Он протянул руку к доске и коснулся одной из лунок — самой дальней слева. Восьмой, если считать от края. Или второй, если считать от центра. Всё зависело от того, как ты смотришь. С какой стороны начинаешь.

— Туздык, — прошептал он. — Священная лунка. Никто не может тронуть её. Никто, кроме того, кто её создал. Понимаешь?

Эржан не понимал. Он смотрел на палец деда, который застыл над лункой, и ему казалось, что старик сейчас исчезнет.
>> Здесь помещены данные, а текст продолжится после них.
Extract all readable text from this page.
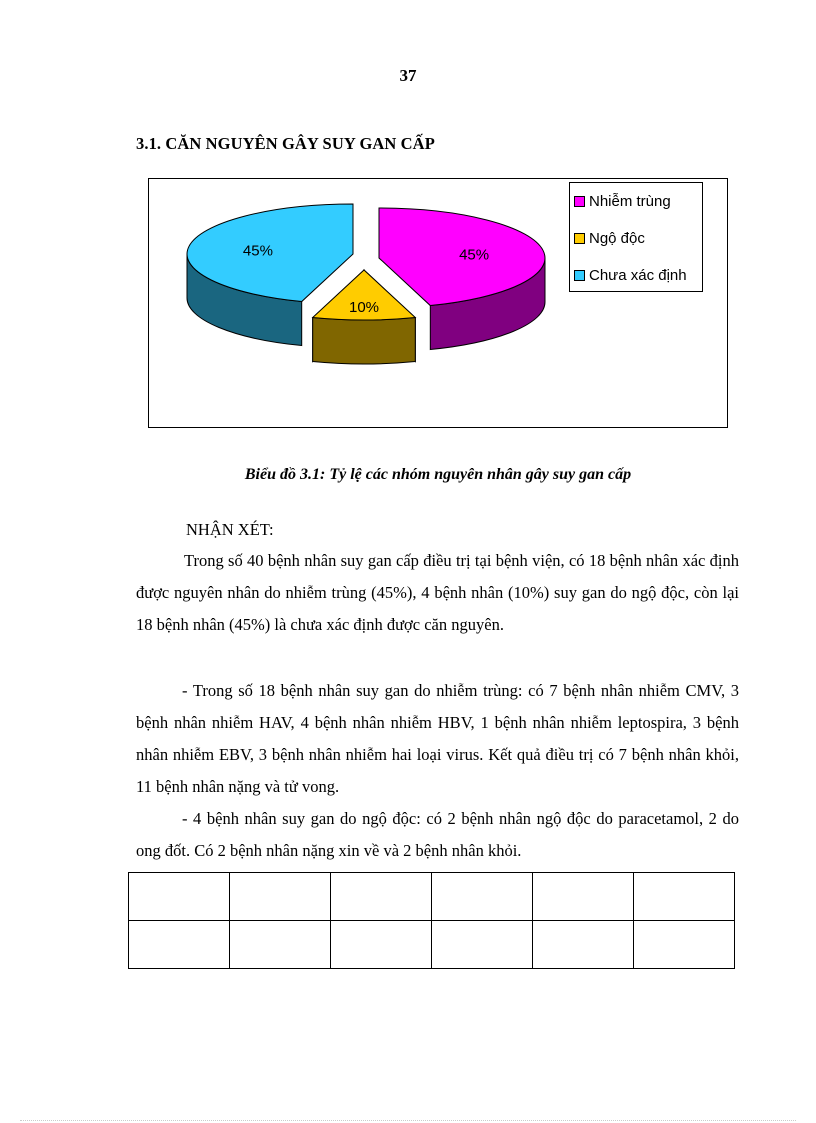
37
3.1. CĂN NGUYÊN GÂY SUY GAN CẤP
45%
10%
45%
Nhiễm trùng
Ngộ độc
Chưa xác định
Biểu đồ 3.1: Tỷ lệ các nhóm nguyên nhân gây suy gan cấp
NHẬN XÉT:
Trong số 40 bệnh nhân suy gan cấp điều trị tại bệnh viện, có 18 bệnh nhân xác định được nguyên nhân do nhiễm trùng (45%), 4 bệnh nhân (10%) suy gan do ngộ độc, còn lại 18 bệnh nhân (45%) là chưa xác định được căn nguyên.
- Trong số 18 bệnh nhân suy gan do nhiễm trùng: có 7 bệnh nhân nhiễm CMV, 3 bệnh nhân nhiễm HAV, 4 bệnh nhân nhiễm HBV, 1 bệnh nhân nhiễm leptospira, 3 bệnh nhân nhiễm EBV, 3 bệnh nhân nhiễm hai loại virus. Kết quả điều trị có 7 bệnh nhân khỏi, 11 bệnh nhân nặng và tử vong.
- 4 bệnh nhân suy gan do ngộ độc: có 2 bệnh nhân ngộ độc do paracetamol, 2 do ong đốt. Có 2 bệnh nhân nặng xin về và 2 bệnh nhân khỏi.
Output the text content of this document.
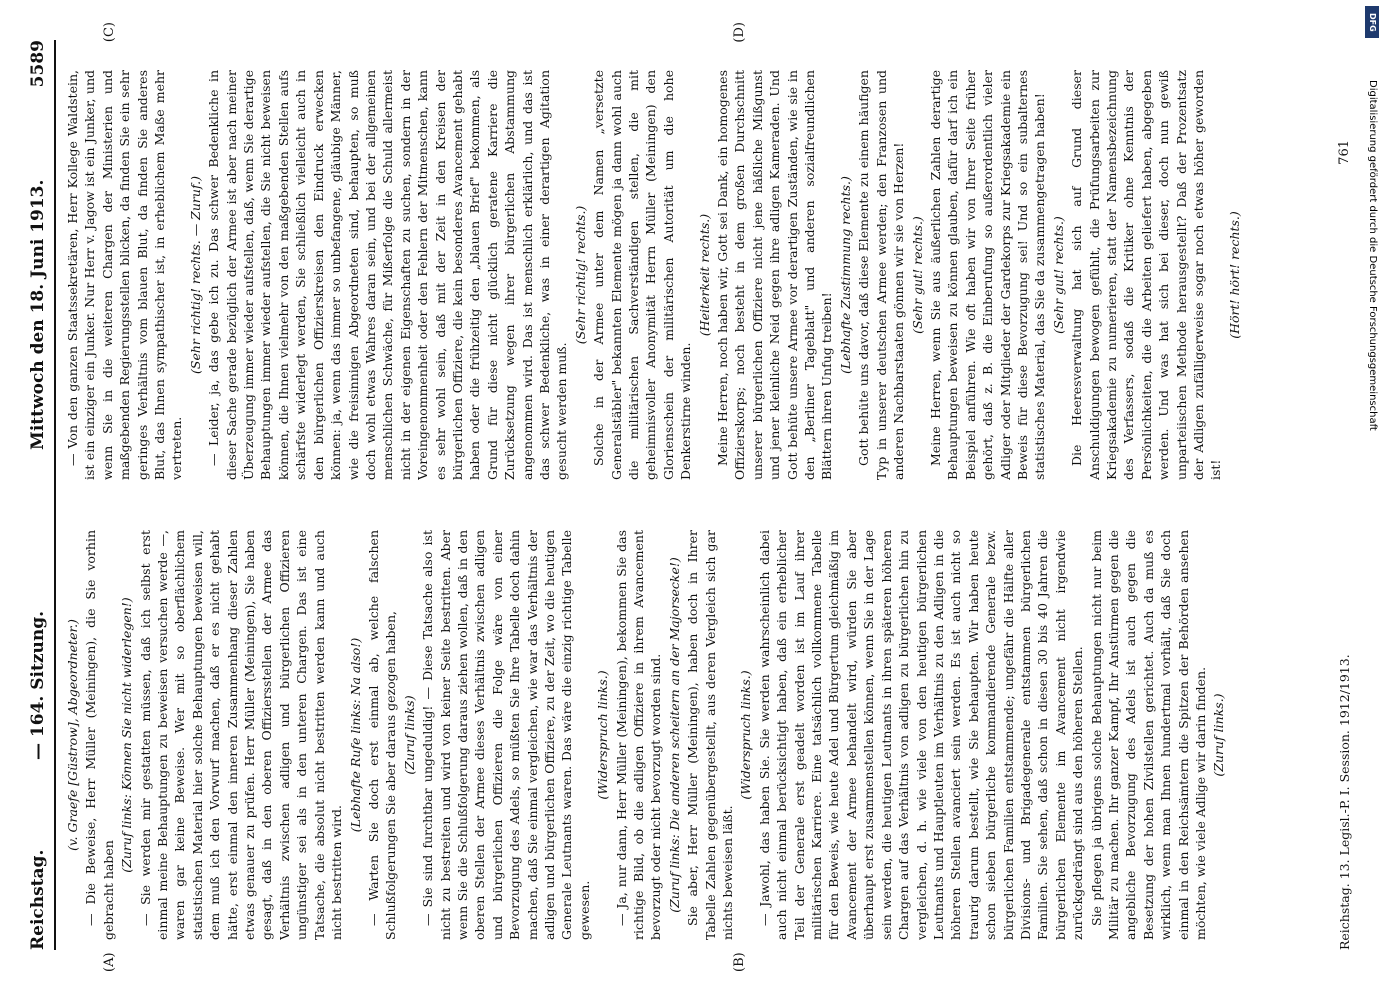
Reichstag.
— 164. Sitzung.
Mittwoch den 18. Juni 1913.
5589
(A)	(B)
(C)	(D)

(v. Graefe [Güstrow], Abgeordneter.) — Die Beweise, Herr Müller (Meiningen), die Sie vorhin gebracht haben

(Zuruf links: Können Sie nicht widerlegen!) — Sie werden mir gestatten müssen, daß ich selbst erst einmal meine Behauptungen zu beweisen versuchen werde —, waren gar keine Beweise. Wer mit so oberflächlichem statistischen Material hier solche Behauptungen beweisen will, dem muß ich den Vorwurf machen, daß er es nicht gehabt hätte, erst einmal den inneren Zusammenhang dieser Zahlen etwas genauer zu prüfen. Herr Müller (Meiningen), Sie haben gesagt, daß in den oberen Offiziersstellen der Armee das Verhältnis zwischen adligen und bürgerlichen Offizieren ungünstiger sei als in den unteren Chargen. Das ist eine Tatsache, die absolut nicht bestritten werden kann und auch nicht bestritten wird.

(Lebhafte Rufe links: Na also!) — Warten Sie doch erst einmal ab, welche falschen Schlußfolgerungen Sie aber daraus gezogen haben, (Zuruf links) — Sie sind furchtbar ungeduldig! — Diese Tatsache also ist nicht zu bestreiten und wird von keiner Seite bestritten. Aber wenn Sie die Schlußfolgerung daraus ziehen wollen, daß in den oberen Stellen der Armee dieses Verhältnis zwischen adligen und bürgerlichen Offizieren die Folge wäre von einer Bevorzugung des Adels, so müßten Sie Ihre Tabelle doch dahin machen, daß Sie einmal vergleichen, wie war das Verhältnis der adligen und bürgerlichen Offiziere, zu der Zeit, wo die heutigen Generale Leutnants waren. Das wäre die einzig richtige Tabelle gewesen.

(Widerspruch links.) — Ja, nur dann, Herr Müller (Meiningen), bekommen Sie das richtige Bild, ob die adligen Offiziere in ihrem Avancement bevorzugt oder nicht bevorzugt worden sind. (Zuruf links: Die anderen scheitern an der Majorsecke!) Sie aber, Herr Müller (Meiningen), haben doch in Ihrer Tabelle Zahlen gegenübergestellt, aus deren Vergleich sich gar nichts beweisen läßt.

(Widerspruch links.) — Jawohl, das haben Sie. Sie werden wahrscheinlich dabei auch nicht einmal berücksichtigt haben, daß ein erheblicher Teil der Generale erst geadelt worden ist im Lauf ihrer militärischen Karriere. Eine tatsächlich vollkommene Tabelle für den Beweis, wie heute Adel und Bürgertum gleichmäßig im Avancement der Armee behandelt wird, würden Sie aber überhaupt erst zusammenstellen können, wenn Sie in der Lage sein werden, die heutigen Leutnants in ihren späteren höheren Chargen auf das Verhältnis von adligen zu bürgerlichen hin zu vergleichen, d. h. wie viele von den heutigen bürgerlichen Leutnants und Hauptleuten im Verhältnis zu den Adligen in die höheren Stellen avanciert sein werden. Es ist auch nicht so traurig darum bestellt, wie Sie behaupten. Wir haben heute schon sieben bürgerliche kommandierende Generale bezw. bürgerlichen Familien entstammende; ungefähr die Hälfte aller Divisions- und Brigadegenerale entstammen bürgerlichen Familien. Sie sehen, daß schon in diesen 30 bis 40 Jahren die bürgerlichen Elemente im Avancement nicht irgendwie zurückgedrängt sind aus den höheren Stellen. Sie pflegen ja übrigens solche Behauptungen nicht nur beim Militär zu machen. Ihr ganzer Kampf, Ihr Anstürmen gegen die angebliche Bevorzugung des Adels ist auch gegen die Besetzung der hohen Zivilstellen gerichtet. Auch da muß es wirklich, wenn man Ihnen hundertmal vorhält, daß Sie doch einmal in den Reichsämtern die Spitzen der Behörden ansehen möchten, wie viele Adlige wir darin finden. (Zuruf links.)

— Von den ganzen Staatssekretären, Herr Kollege Waldstein, ist ein einziger ein Junker. Nur Herr v. Jagow ist ein Junker, und wenn Sie in die weiteren Chargen der Ministerien und maßgebenden Regierungsstellen blicken, da finden Sie ein sehr geringes Verhältnis vom blauen Blut, da finden Sie anderes Blut, das Ihnen sympathischer ist, in erheblichem Maße mehr vertreten.

(Sehr richtig! rechts. — Zuruf.) — Leider, ja, das gebe ich zu. Das schwer Bedenkliche in dieser Sache gerade bezüglich der Armee ist aber nach meiner Überzeugung immer wieder aufstellen, daß, wenn Sie derartige Behauptungen immer wieder aufstellen, die Sie nicht beweisen können, die Ihnen vielmehr von den maßgebenden Stellen aufs schärfste widerlegt werden, Sie schließlich vielleicht auch in den bürgerlichen Offizierskreisen den Eindruck erwecken können: ja, wenn das immer so unbefangene, gläubige Männer, wie die freisinnigen Abgeordneten sind, behaupten, so muß doch wohl etwas Wahres daran sein, und bei der allgemeinen menschlichen Schwäche, für Mißerfolge die Schuld allermeist nicht in der eigenen Eigenschaften zu suchen, sondern in der Voreingenommenheit oder den Fehlern der Mitmenschen, kann es sehr wohl sein, daß mit der Zeit in den Kreisen der bürgerlichen Offiziere, die kein besonderes Avancement gehabt haben oder die frühzeitig den „blauen Brief" bekommen, als Grund für diese nicht glücklich geratene Karriere die Zurücksetzung wegen ihrer bürgerlichen Abstammung angenommen wird. Das ist menschlich erklärlich, und das ist das schwer Bedenkliche, was in einer derartigen Agitation gesucht werden muß.

(Sehr richtig! rechts.) Solche in der Armee unter dem Namen „versetzte Generalstäbler" bekannten Elemente mögen ja dann wohl auch die militärischen Sachverständigen stellen, die mit geheimnisvoller Anonymität Herrn Müller (Meiningen) den Glorienschein der militärischen Autorität um die hohe Denkerstirne winden.

(Heiterkeit rechts.) Meine Herren, noch haben wir, Gott sei Dank, ein homogenes Offizierskorps; noch besteht in dem großen Durchschnitt unserer bürgerlichen Offiziere nicht jene häßliche Mißgunst und jener kleinliche Neid gegen ihre adligen Kameraden. Und Gott behüte unsere Armee vor derartigen Zuständen, wie sie in den „Berliner Tageblatt" und anderen sozialfreundlichen Blättern ihren Unfug treiben!

(Lebhafte Zustimmung rechts.) Gott behüte uns davor, daß diese Elemente zu einem häufigen Typ in unserer deutschen Armee werden; den Franzosen und anderen Nachbarstaaten gönnen wir sie von Herzen! (Sehr gut! rechts.) Meine Herren, wenn Sie aus äußerlichen Zahlen derartige Behauptungen beweisen zu können glauben, dafür darf ich ein Beispiel anführen. Wie oft haben wir von Ihrer Seite früher gehört, daß z. B. die Einberufung so außerordentlich vieler Adliger oder Mitglieder der Gardekorps zur Kriegsakademie ein Beweis für diese Bevorzugung sei! Und so ein subalternes statistisches Material, das Sie da zusammengetragen haben! (Sehr gut! rechts.) Die Heeresverwaltung hat sich auf Grund dieser Anschuldigungen bewogen gefühlt, die Prüfungsarbeiten zur Kriegsakademie zu numerieren, statt der Namensbezeichnung des Verfassers, sodaß die Kritiker ohne Kenntnis der Persönlichkeiten, die die Arbeiten geliefert haben, abgegeben werden. Und was hat sich bei dieser, doch nun gewiß unparteiischen Methode herausgestellt? Daß der Prozentsatz der Adligen zufälligerweise sogar noch etwas höher geworden ist!

(Hört! hört! rechts.)

Reichstag. 13. Legisl.-P. I. Session. 1912/1913.
761 Digitalisierung gefördert durch die Deutsche Forschungsgemeinschaft
DFG
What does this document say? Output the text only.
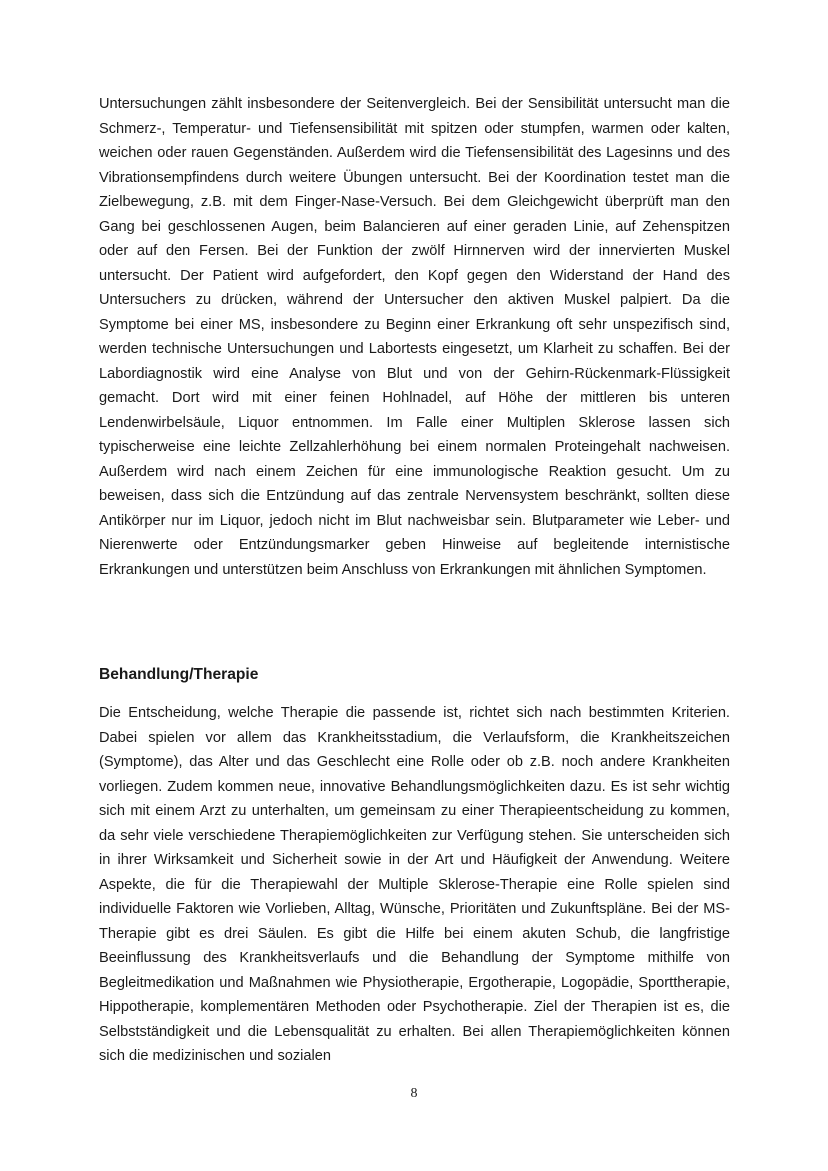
Untersuchungen zählt insbesondere der Seitenvergleich. Bei der Sensibilität untersucht man die Schmerz-, Temperatur- und Tiefensensibilität mit spitzen oder stumpfen, warmen oder kalten, weichen oder rauen Gegenständen. Außerdem wird die Tiefensensibilität des Lagesinns und des Vibrationsempfindens durch weitere Übungen untersucht. Bei der Koordination testet man die Zielbewegung, z.B. mit dem Finger-Nase-Versuch. Bei dem Gleichgewicht überprüft man den Gang bei geschlossenen Augen, beim Balancieren auf einer geraden Linie, auf Zehenspitzen oder auf den Fersen. Bei der Funktion der zwölf Hirnnerven wird der innervierten Muskel untersucht. Der Patient wird aufgefordert, den Kopf gegen den Widerstand der Hand des Untersuchers zu drücken, während der Untersucher den aktiven Muskel palpiert. Da die Symptome bei einer MS, insbesondere zu Beginn einer Erkrankung oft sehr unspezifisch sind, werden technische Untersuchungen und Labortests eingesetzt, um Klarheit zu schaffen. Bei der Labordiagnostik wird eine Analyse von Blut und von der Gehirn-Rückenmark-Flüssigkeit gemacht. Dort wird mit einer feinen Hohlnadel, auf Höhe der mittleren bis unteren Lendenwirbelsäule, Liquor entnommen. Im Falle einer Multiplen Sklerose lassen sich typischerweise eine leichte Zellzahlerhöhung bei einem normalen Proteingehalt nachweisen. Außerdem wird nach einem Zeichen für eine immunologische Reaktion gesucht. Um zu beweisen, dass sich die Entzündung auf das zentrale Nervensystem beschränkt, sollten diese Antikörper nur im Liquor, jedoch nicht im Blut nachweisbar sein. Blutparameter wie Leber- und Nierenwerte oder Entzündungsmarker geben Hinweise auf begleitende internistische Erkrankungen und unterstützen beim Anschluss von Erkrankungen mit ähnlichen Symptomen.

Behandlung/Therapie

Die Entscheidung, welche Therapie die passende ist, richtet sich nach bestimmten Kriterien. Dabei spielen vor allem das Krankheitsstadium, die Verlaufsform, die Krankheitszeichen (Symptome), das Alter und das Geschlecht eine Rolle oder ob z.B. noch andere Krankheiten vorliegen. Zudem kommen neue, innovative Behandlungsmöglichkeiten dazu. Es ist sehr wichtig sich mit einem Arzt zu unterhalten, um gemeinsam zu einer Therapieentscheidung zu kommen, da sehr viele verschiedene Therapiemöglichkeiten zur Verfügung stehen. Sie unterscheiden sich in ihrer Wirksamkeit und Sicherheit sowie in der Art und Häufigkeit der Anwendung. Weitere Aspekte, die für die Therapiewahl der Multiple Sklerose-Therapie eine Rolle spielen sind individuelle Faktoren wie Vorlieben, Alltag, Wünsche, Prioritäten und Zukunftspläne. Bei der MS-Therapie gibt es drei Säulen. Es gibt die Hilfe bei einem akuten Schub, die langfristige Beeinflussung des Krankheitsverlaufs und die Behandlung der Symptome mithilfe von Begleitmedikation und Maßnahmen wie Physiotherapie, Ergotherapie, Logopädie, Sporttherapie, Hippotherapie, komplementären Methoden oder Psychotherapie. Ziel der Therapien ist es, die Selbstständigkeit und die Lebensqualität zu erhalten. Bei allen Therapiemöglichkeiten können sich die medizinischen und sozialen

8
Растворится в этом дереве, в этом тысячелетнем запахе, в этой темноте, которая сгущалась за его плечами, как вода в колодце, когда в него смотришь слишком долго.

— Есть вещи, которые нельзя объяснить словами, — сказал Айдар, убирая руку. — Их можно только показать. Но для этого нужно время. А времени у нас почти нет.

Он замолчал. Где-то снаружи прокричал ишак — длинно, тоскливо, как будто он тоже чувствовал приближение конца. Эржан подошёл к двери и выглянул. Солнце уже клонилось к западу, тени становились длинными, похожими на пальцы великанов, которые тянулись к городу. Город Отрар лежал внизу, в долине, окружённый стенами, которые когда-то считались неприступными. Теперь эти стены казались ему не защитой, а клеткой. Клеткой, из которой не выйти.

— Иди, — сказал дед за спиной. — Ступай к реке. Посмотри на неё. И скажи мне, сколько камней унесла вода за сегодня.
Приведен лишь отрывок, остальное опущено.